4.1.3. Aide à l'accouchement

Le cas présenté dans cette rubrique concerne les difficultés ou le blocage d'accouchement (accouchement dystocique). La médecine moderne parle d'accouchement qui ne se déroule pas normalement en basant la difficulté comme pouvant venir de la mère ou du foetus lors d'une présentation par le siège ou un gros bébé. Mais dans la culture luba, les causes peuvent provenir aussi, soit à cause de l'inceste ou l'adultère de la mère, soit dû aux parjures de la mère à la suite de disputes qu'elle a eues avec son mari. Des pareilles situations peuvent également être observées en cas de viol lointain ou à bas âge de la future mère qui refuse de voir naître un enfant issu d'une relation honteuse et rappelant des mauvais souvenir.

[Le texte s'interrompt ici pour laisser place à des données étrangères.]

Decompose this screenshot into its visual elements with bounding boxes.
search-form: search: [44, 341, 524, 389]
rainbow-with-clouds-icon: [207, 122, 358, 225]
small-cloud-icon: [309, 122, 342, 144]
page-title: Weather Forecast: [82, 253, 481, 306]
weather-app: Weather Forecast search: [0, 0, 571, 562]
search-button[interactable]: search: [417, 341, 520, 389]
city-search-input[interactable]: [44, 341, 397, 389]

Cette situation a des répercutions sur l'enfant qui est exposé à des crises multiformes telles que le refus de téter, les morsures à la mère, etc.

4.1.3.5. Cas Ya Mbombo

Ya Mbombo est une dame de 32 ans. Elle est mariée à Vieux Mulume âgé de 50 ans depuis 6 ans et ils ont deux enfants. Ya Mbombo est tombée enceinte du jeune frère à Vieux Mulume avec qui ils vivaient sous le même toit. Les deux adultères ont gardé leur secret jusqu'au jour où Ya Mbombo est arrivée à terme de sa grossesse. Elle va passer trois jours sans que l'enfant ne naisse. Ya Mbombo était devenue très pâle et on pensait déjà qu'elle allait mourir quand une des femmes sages qui l'aidait a commencé à lui parler en disant « baba tula diyi ne udi musambuke biuma bia bende » ce qui veut dire «  maman dit quelque chose si tu as transgressé la dot d'autrui ». Ici la sage femme voulait savoir si Ya Mbombo avait commis l'adultère. Elle a tellement insisté en lui rappelant que « lufu ntulu » ce qui signifie «  la mort est comme le sommeil » c'est-à-dire tu pourras mourir comme un jeu. Finalement Ya Mbombo va avouer en pleurant qu'elle a été séduite par son beau-frère.

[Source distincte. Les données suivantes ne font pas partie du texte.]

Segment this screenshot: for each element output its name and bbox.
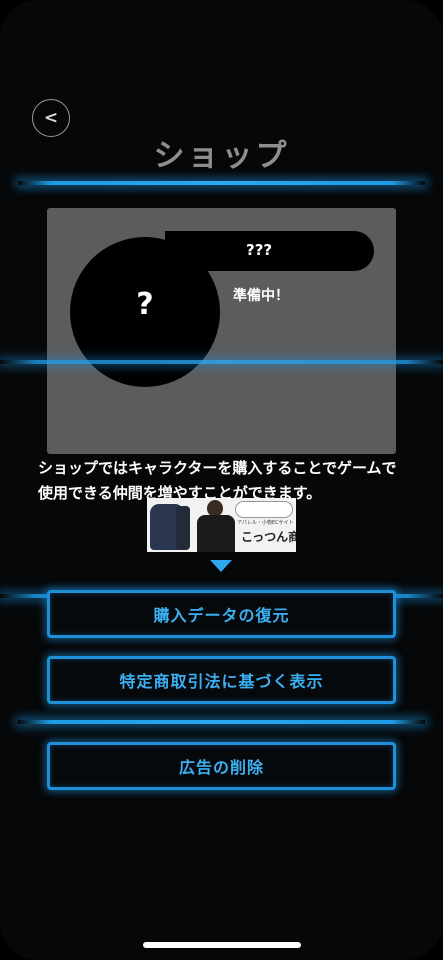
- unknown-character-icon: ?: [136, 287, 154, 322]
- home-indicator[interactable]: [143, 942, 301, 948]
- character-name: ???: [246, 241, 273, 259]
- character-panel: ? ??? 準備中！: [47, 208, 396, 454]
- page-title: ショップ: [153, 138, 290, 174]
- shop-screen: < ショップ ? ??? 準備中！ ショップではキャラクターを購入することでゲー…: [0, 0, 443, 960]
- legal-notice-button[interactable]: 特定商取引法に基づく表示: [47, 656, 396, 704]
- character-status: 準備中！: [233, 288, 289, 304]
- panel-divider: [0, 360, 443, 364]
- model-image: [195, 500, 235, 552]
- bag-image: [176, 506, 190, 550]
- ad-caption: アパレル・小物ECサイト: [237, 520, 294, 526]
- ad-brand: こっつん商店: [241, 530, 296, 544]
- header-divider: [18, 181, 425, 185]
- chevron-left-icon: <: [43, 108, 59, 128]
- remove-ads-button[interactable]: 広告の削除: [47, 742, 396, 790]
- menu-divider: [18, 720, 425, 724]
- speech-bubble-icon: [235, 501, 293, 518]
- restore-purchases-button[interactable]: 購入データの復元: [47, 590, 396, 638]
- ad-banner[interactable]: アパレル・小物ECサイト こっつん商店: [147, 498, 296, 552]
- chevron-down-icon: [210, 560, 232, 572]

Dès que Ya Mbombo a seulement avoué, les contractions se sont accélérées et par la suite l'enfant est sorti. Et puis la famille s'est réunie et a décidé de réparer cet inceste (tshibindi/mukiya) plus tard. Comme on ne pouvait pas cacher cela la nouvelle s'est répandue dans tout le village. Le jour J, Ya Mbombo devait apporter une poule issue de sa propre famille et la famille du mari aussi a fait de même. On procède à la cérémonie appelée kudula lududu (ce qui signifie ôter les habits c'est-à-dire réparer l'infidélité) en public. Notons que cette cérémonie est faite au cas où on souhaite garder la femme surtout pour protéger les enfants, sinon c'est le divorce pur et simple.

Analyse du cas Ya Mbombo

L'analyse de ce cas nous montre que le seul fait d'avouer son délit suffit pour déclencher l'accouchement. Le rituel traditionnel de réparation suit après, en guise de réinsertion dans la société. Donc la thérapie qui déclenche la sortie de l'enfant ici sontt les paroles prononcées par la sage femme ou l'aidant qui ont un pouvoir de déclencher le déclic.

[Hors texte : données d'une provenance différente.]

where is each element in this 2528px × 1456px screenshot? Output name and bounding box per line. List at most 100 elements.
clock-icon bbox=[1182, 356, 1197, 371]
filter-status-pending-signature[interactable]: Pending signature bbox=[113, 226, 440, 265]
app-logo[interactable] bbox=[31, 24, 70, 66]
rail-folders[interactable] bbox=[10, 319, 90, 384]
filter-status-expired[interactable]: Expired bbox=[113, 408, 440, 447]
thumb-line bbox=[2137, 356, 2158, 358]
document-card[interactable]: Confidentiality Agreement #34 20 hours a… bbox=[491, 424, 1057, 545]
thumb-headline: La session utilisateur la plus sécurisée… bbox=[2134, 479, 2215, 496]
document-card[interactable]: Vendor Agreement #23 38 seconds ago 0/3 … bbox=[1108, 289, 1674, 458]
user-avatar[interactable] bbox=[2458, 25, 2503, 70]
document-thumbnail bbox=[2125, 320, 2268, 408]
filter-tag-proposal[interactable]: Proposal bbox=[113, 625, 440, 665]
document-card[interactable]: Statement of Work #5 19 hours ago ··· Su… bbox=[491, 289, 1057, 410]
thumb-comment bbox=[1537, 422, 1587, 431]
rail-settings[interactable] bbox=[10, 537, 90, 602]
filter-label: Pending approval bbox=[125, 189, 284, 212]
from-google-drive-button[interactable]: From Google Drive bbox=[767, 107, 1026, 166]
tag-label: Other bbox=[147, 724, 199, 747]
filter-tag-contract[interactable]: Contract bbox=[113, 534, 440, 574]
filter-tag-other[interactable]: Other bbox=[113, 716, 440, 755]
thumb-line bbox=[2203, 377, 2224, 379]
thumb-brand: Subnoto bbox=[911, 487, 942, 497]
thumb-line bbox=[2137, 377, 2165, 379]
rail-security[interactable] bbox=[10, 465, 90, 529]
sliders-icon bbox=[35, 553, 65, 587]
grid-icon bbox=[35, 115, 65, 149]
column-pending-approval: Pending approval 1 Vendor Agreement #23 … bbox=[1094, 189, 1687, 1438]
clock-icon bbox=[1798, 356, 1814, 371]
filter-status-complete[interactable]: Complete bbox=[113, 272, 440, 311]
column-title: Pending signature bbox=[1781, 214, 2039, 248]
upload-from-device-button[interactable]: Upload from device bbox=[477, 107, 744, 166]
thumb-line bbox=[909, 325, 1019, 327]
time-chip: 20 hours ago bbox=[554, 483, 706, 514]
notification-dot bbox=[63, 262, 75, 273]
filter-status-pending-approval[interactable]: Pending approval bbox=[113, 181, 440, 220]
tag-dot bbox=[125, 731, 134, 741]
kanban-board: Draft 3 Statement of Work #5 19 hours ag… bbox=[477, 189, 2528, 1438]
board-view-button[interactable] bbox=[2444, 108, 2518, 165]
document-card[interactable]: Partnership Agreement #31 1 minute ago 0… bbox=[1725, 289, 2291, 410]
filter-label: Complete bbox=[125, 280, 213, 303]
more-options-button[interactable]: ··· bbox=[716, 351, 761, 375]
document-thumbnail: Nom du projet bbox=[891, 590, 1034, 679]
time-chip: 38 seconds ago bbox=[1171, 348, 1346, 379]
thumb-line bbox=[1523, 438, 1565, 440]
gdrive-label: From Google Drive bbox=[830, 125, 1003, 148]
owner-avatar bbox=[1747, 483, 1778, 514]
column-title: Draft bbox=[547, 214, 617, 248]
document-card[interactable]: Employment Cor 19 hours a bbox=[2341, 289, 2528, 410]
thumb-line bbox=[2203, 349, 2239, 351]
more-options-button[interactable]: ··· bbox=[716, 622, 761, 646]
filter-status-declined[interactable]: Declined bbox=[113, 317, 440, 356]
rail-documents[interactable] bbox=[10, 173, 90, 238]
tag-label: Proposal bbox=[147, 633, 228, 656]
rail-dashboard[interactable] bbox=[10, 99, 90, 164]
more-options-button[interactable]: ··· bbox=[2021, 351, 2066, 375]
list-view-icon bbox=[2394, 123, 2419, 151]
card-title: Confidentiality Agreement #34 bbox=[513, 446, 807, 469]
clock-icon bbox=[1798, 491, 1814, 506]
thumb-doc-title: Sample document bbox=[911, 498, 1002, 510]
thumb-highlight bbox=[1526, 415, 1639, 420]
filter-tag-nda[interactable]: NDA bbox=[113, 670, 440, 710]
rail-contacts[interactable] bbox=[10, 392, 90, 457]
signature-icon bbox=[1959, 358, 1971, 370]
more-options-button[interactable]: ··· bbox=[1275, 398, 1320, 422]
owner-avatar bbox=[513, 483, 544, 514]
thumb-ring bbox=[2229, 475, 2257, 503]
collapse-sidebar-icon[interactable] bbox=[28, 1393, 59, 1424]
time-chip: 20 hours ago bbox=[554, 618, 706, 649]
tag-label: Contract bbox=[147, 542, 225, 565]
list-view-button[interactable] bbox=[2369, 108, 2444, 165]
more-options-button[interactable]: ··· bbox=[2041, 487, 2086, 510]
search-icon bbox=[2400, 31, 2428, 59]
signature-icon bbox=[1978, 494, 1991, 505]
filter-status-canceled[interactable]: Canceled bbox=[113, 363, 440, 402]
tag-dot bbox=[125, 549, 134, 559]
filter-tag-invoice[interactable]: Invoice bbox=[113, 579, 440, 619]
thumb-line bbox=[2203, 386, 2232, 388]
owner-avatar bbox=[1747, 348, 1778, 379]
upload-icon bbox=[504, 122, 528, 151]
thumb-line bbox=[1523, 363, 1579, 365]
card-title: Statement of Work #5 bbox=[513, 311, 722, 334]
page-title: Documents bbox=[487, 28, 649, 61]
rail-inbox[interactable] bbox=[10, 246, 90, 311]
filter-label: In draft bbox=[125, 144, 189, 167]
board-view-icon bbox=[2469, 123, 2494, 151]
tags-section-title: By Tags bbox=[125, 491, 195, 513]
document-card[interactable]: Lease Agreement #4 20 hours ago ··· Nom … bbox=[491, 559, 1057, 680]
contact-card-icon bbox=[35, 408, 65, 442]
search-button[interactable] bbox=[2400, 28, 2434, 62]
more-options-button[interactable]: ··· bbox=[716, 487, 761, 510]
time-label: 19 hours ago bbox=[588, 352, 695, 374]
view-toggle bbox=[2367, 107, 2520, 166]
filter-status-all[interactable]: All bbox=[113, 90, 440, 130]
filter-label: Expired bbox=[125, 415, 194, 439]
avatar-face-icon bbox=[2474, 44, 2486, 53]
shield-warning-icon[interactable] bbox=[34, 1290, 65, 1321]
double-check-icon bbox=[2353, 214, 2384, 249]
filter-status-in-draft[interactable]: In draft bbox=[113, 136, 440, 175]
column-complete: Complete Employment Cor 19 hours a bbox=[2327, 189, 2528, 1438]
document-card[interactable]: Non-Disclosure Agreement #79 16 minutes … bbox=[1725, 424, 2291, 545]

Dans la psychodynamique, on remarque que le comportement de la mère avant la conception, pendant la grossesse et à l'accouchement est très déterminant pour le comportement et le développement de l'enfant. Nous disons que le comportement est influencé par l'énergie créée par la chaleur ou l'ambiance familiale en tant qu'environnement primaire dans lequel l'enfant qui nait devra se socialiser. Cette énergie affecte la naissance et est révélatrice de la santé mentale de la mère et par ricochet celle du couple. L'enfant refuse de naitre pour plusieurs raisons : la grossesse n'a pas été désirée (soit parce qu'elle a été accidentelle, soit parce qu'elle est issue des relations incestueuses, soit parce qu'elle est issue d'un viol, soit parce qu'il existe des conflits intra conjugaux ayant emmené la mère à jurer ne pas avoir des enfants, etc.) , la grossesse est désirée mais le comportement de la mère au cours de la grossesse a affecté l'enfant (soit que la mère a commis l'adultère, soit il s'agit des conflits intrapsychiques de la mère qui la prédispose à ne pas être prête à accoucher comme dans le cas des primipares, etc.).

L'enfant dans la culture luba dévoile la face cachée de sa famille et exprime cela soit par son refus de naitre, soit par le refus de se nourrir des seins de sa mère (l'anorexie), soit il va manifester son mécontentement en naissant Kabungame et quand il doit téter, il mord le sein de la mère

Michèle MAURY dans son module sur les troubles alimentaires chez les nourrissons évoque les aspects psychologiques ci-après : « Chez le nourrisson, un dysfonctionnement est relationnel avec l'entourage corporelle. L'investigation des troubles alimentaires et du sommeil doit toujours se faire dans une triple dimension, médicale, éducative et psychologique. Parmi ces troubles elle insiste sur l'anorexie et elle dit l'anorexie d'opposition (on parle parfois d'anorexie du sevrage, d'anorexie du deuxième semestre), par exemple est la plus fréquente. C'est plus une conduite de refus alimentaire qu'une absence d'appétit. Elle naît de la non-adéquation entre un comportement qui a valeur de signal émis par le bébé et le décodage inadéquat qui en est fait par la mère. Le bébé peut manifester une opposition légitime qui est à reconnaître comme un besoin de changement et non comme un caprice. Il peut de la même façon se manifester face à des changements dans l'environnement (sevrage, mise en nourrice, déménagement, départ d'un familier ...).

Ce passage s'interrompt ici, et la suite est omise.